Саша неторопливо двинулась вдоль парапета набережной. Тяжёлая вода неопределённого цвета текла, образуя кое-где еле заметные водовороты.
Прошёл выкрашенный в белое пассажирский теплоход. Стоявшие под тентом ребята махали ей руками, что-то весело крича. «Давай к нам…» – донёсся отголосок. Впрочем, неважно, что насыщало смыслом осеннюю атмосферу. Важно то, что ей захотелось на теплоход. И плыть куда-нибудь, плыть. В Индию, в Антарктиду… А если взять и прыгнуть сейчас в воду? Доплывёт ли она до прибрежного мелководья? Кинется ли кто с гранитных отвесов набережной ей на помощь? А вдруг посреди реки утонет? Будет ли кто-нибудь убиваться по ней так, как Лёня убивается по Жене? Её зеленоватые глаза мерцали изумрудным светом ночи, словно там поселилась какая-то тайна, и эта тайна изменила её походку и выражение лица, утомлённого, но прозревшего некую глубь человеческой реки.
Брошенная
В тёмном осеннем пруду кружились гонимые ветром золотистые листья клёна.

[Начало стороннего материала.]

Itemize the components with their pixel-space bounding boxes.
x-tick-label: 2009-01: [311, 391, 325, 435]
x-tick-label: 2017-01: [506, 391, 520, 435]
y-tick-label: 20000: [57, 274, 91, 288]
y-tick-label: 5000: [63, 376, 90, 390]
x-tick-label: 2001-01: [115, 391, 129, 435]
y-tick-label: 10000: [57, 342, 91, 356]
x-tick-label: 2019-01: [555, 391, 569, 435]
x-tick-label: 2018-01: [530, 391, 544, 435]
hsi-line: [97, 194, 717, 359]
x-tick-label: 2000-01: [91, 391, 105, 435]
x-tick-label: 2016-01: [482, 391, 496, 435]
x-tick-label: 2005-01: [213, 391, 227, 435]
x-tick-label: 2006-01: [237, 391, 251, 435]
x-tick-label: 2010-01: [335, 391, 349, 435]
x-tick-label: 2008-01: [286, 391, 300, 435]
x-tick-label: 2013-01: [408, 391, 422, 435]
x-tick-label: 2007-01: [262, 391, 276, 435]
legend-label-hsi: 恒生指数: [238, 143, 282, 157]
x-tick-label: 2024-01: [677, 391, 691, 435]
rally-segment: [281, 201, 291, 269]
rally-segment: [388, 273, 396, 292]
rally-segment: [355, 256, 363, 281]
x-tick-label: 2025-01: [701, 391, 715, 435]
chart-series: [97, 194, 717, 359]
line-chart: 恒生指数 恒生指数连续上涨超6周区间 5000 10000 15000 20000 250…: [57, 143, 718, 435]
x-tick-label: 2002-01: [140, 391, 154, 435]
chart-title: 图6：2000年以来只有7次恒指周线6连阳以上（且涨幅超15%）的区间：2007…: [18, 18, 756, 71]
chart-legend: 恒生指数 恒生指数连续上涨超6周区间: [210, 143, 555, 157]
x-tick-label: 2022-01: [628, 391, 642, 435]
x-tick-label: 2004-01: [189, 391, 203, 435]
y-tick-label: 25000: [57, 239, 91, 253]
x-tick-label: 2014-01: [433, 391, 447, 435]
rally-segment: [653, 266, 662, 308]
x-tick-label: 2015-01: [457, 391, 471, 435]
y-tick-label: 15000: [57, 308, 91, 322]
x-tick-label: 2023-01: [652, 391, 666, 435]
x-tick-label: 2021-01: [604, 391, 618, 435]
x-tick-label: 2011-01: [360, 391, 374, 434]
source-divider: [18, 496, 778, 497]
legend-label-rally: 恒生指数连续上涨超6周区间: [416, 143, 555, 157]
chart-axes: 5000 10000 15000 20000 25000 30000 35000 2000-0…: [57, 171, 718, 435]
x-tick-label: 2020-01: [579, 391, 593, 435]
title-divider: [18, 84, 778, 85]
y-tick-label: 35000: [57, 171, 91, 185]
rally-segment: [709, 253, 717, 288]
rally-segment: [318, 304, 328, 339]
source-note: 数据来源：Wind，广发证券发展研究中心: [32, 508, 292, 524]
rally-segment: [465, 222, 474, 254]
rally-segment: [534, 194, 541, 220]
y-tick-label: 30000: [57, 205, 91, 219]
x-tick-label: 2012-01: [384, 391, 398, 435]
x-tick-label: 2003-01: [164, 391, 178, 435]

«Словно звёзды в ночном небе», – подумала Татьяна Петровна. Её печальные красивые глаза оживились.
Однако блеск в глазах тотчас иссяк, будто тучи снова набежали на лицо, и, закрываясь от них, она отвернулась от пруда. Похожей красоты женщин можно встретить только в провинциальных русских городах, вдали от московской суеты.